When I was searching for solutions to the above issues I came across the Free Network Attached Storage project named “The FreeNAS Project”. I was very surprised by the features set provided by this Open Source FreeNAS and convinced to install FreeNAS on SS4200-E NAS if possible. I started searching for tutorials on installing FreeNAS on SS4200-E NAS. I found below two useful links which ensure me that it is possible to install FreeNAS on SS4200-E NAS device.
- FreeNAS 8 on Intel SS4200-E By MICHAEL W LUCAS – Tutorial on installing FreeNAS on USB Stick (Pen drive) using Linux.
- Home NAS Part 3: Installing FreeNAS 0.70 with ZFS on Intel SS-4200 by Hemanth – Tutorial on installation of FreeNAS on SS4200-E in IDE DOM (Disk On Module).
Second link was not useful in my case (at least at this time) because installation of FreeNAS requires 2 GB of space while I was having only 512 MB IDE DOM. So, I decided to go for first link.
Install FreeNAS on USB Stick using Win32 Disk Imager
On my Windows PC I followed below steps to install FreeNAS on USB Stick.
- Download FreeNAS
- Download FreeNAS Users Guide
- Download 7-Zip which will help to extract .iso and .xz files
- Extract FreeNAS .iso file using 7-Zip. Further extract the FreeNAS-x86.img.xz using 7-Zip. After this we get a file named FreeNAS-x86.img.
- Download and extract Image Writer for Windows. Now we get a few files including Win32DiskImager.exe
- Run Win32DiskImager.exe by double clicking it. Ignored any errors received while launching Win32DiskImager.exe.
- Select FreeNAS-x86.img in Win32 Disk Imager window and select USB Stick (must be at least 2 GB) on which you want to install FreeNAS from the Device drop down box. Click Write button to start writing FreeNAS-x86.img to USB Stick. This operation will erase entire USB Stick and all data will be lost. Click Yes button to continue. Refer the snapshot given in Figure 1.
Figure 1 :: Install FreeNAS on USB Stick using Win32 Disk Imager
- Writing image file to USB Stick will take a few minutes. Once writing completes a window will pop up showing that “Write Successful.”. Click OK to close the pop-up window.
- That’s it we have installed FreeNAS on USB Stick. Unplugged the USB Stick from Windows PC.
Booting Intel SS4200-E from USB Stick
- Shutdown Intel SS4200-E
- 4 x 1 TB SATA HDD are already installed
- Plug in the USB Stick we recently installed FreeNAS in one of the USB port on rear panel of SS4200-E
- Hold reset button located on rear panel of SS4200-E along with Power/Status button to power on the SS4200-E. This will boot the Intel SS4200-E NAS from the USB Stick.
- Intel SS4200-E will boot into FreeNAS from USB Stick.

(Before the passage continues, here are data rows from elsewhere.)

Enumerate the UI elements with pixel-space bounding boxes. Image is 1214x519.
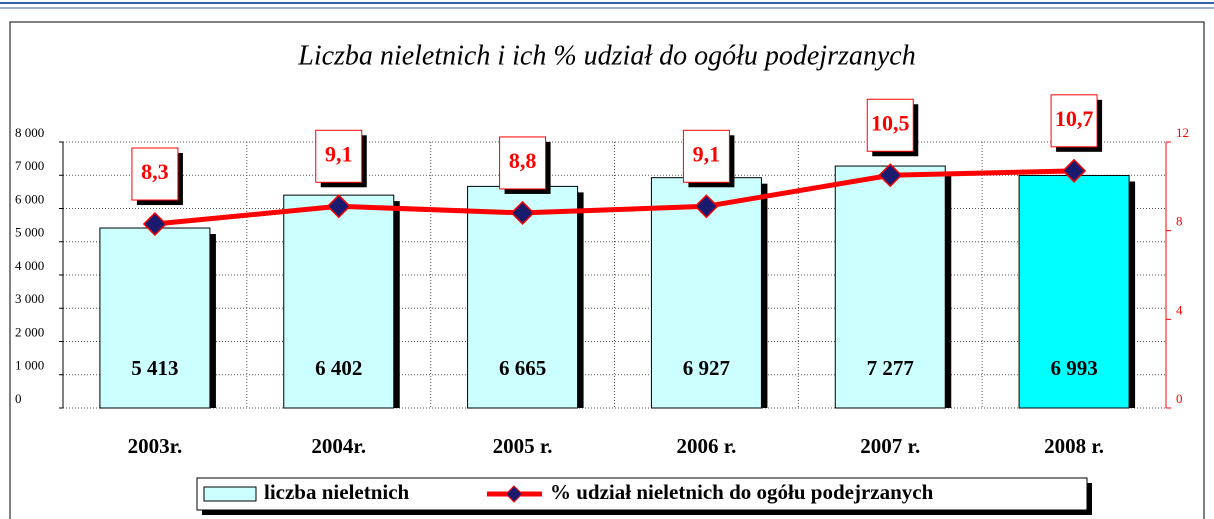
y-tick-label: 5 000 xyxy=(15,225,44,240)
line xyxy=(154,168,1075,227)
y-tick-label: 7 000 xyxy=(15,158,44,173)
line-marker xyxy=(326,194,351,219)
label-box xyxy=(131,147,179,201)
bar xyxy=(283,194,395,409)
bar-value-label: 6 993 xyxy=(1050,356,1097,380)
x-tick-label: 2003r. xyxy=(128,434,183,458)
chart-title: Liczba nieletnich i ich % udział do ogół… xyxy=(297,40,915,71)
x-tick-label: 2006 r. xyxy=(676,434,736,458)
bar xyxy=(1018,174,1130,409)
x-tick-label: 2005 r. xyxy=(493,434,553,458)
y-tick-label: 3 000 xyxy=(15,291,44,306)
y2-tick-label: 4 xyxy=(1176,302,1183,317)
label-box xyxy=(866,98,914,152)
line-value-label: 8,3 xyxy=(141,159,169,184)
line-marker xyxy=(1062,158,1087,183)
y2-tick-label: 12 xyxy=(1176,125,1189,140)
bar-value-label: 6 927 xyxy=(683,356,730,380)
label-box xyxy=(1050,94,1098,148)
line-marker xyxy=(142,211,167,237)
bar xyxy=(834,165,946,409)
legend-label: % udział nieletnich do ogółu podejrzanyc… xyxy=(550,480,934,504)
line-value-label: 10,5 xyxy=(871,110,910,135)
bar-value-label: 6 402 xyxy=(315,356,362,380)
y2-tick-label: 0 xyxy=(1176,391,1183,406)
legend-label: liczba nieletnich xyxy=(264,480,410,504)
line-value-label: 8,8 xyxy=(509,148,537,173)
y-tick-label: 4 000 xyxy=(15,258,44,273)
y-tick-label: 2 000 xyxy=(15,324,44,339)
x-tick-label: 2004r. xyxy=(311,434,366,458)
y2-tick-label: 8 xyxy=(1176,214,1183,229)
line-value-label: 10,7 xyxy=(1055,106,1094,131)
bar xyxy=(99,227,211,409)
line-marker xyxy=(878,163,903,188)
legend-swatch xyxy=(203,486,257,502)
y-tick-label: 8 000 xyxy=(15,125,44,140)
line-value-label: 9,1 xyxy=(693,141,721,166)
legend-marker xyxy=(505,485,523,503)
bar-value-label: 7 277 xyxy=(867,356,914,380)
line-marker xyxy=(510,200,535,225)
y-tick-label: 1 000 xyxy=(15,358,44,373)
label-box xyxy=(682,129,730,183)
line-value-label: 9,1 xyxy=(325,141,353,166)
x-tick-label: 2007 r. xyxy=(860,434,920,458)
label-box xyxy=(315,129,363,183)
y-tick-label: 6 000 xyxy=(15,191,44,206)
y-tick-label: 0 xyxy=(15,391,22,406)
line-marker xyxy=(694,194,719,219)
legend xyxy=(196,477,1088,511)
x-tick-label: 2008 r. xyxy=(1044,434,1104,458)
label-box xyxy=(499,136,547,190)
bar-value-label: 5 413 xyxy=(131,356,178,380)
bar-value-label: 6 665 xyxy=(499,356,546,380)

- Power/Status LED is steady amber which means that the system has booted from USB.
- FreeNAS will obtain an IP address automatically if there is a DHCP Server on the subnet. It can be confirmed from DHCP Server’s lease table whether it has got any IP automatically or not. My unit failed to obtain IP address even there is a DHCP Server. So, I needed to manually configure network interface. But I was not having console cable to get into the FreeNAS screen. I simply plugged in a USB keyboard in one of USB port of SS4200-E and blindly entered below sequence of keystrokes which I gathered from this link.
- 1 ↵
- 1 ↵
- n ↵
- n ↵
- y ↵
- 192.168.1.251/24 ↵
- n ↵
- Now logged in to the FreeNAS web interface using URL http://192.168.1.251
- Changed password of admin account because there is no default password of ‘admin’ user.
- Configured RAIDZ2 volume using 4 x 1 TB SATA HDD, which will provide 2 TB of usable space and remaining is used to store double parity to provide redundancy up to 2 disk failure.
- Integrated FreeNAS with Active Directory.
- Configured permissions
- Configured sharing
- Started applicable service(s). In my case I started Windows CIFS, Active Directory, S.M.A.R.T. and SSH services.
- Tested Configuration from Client to make sure if CIFS shares are accessible via Windows Explorer on Windows machine.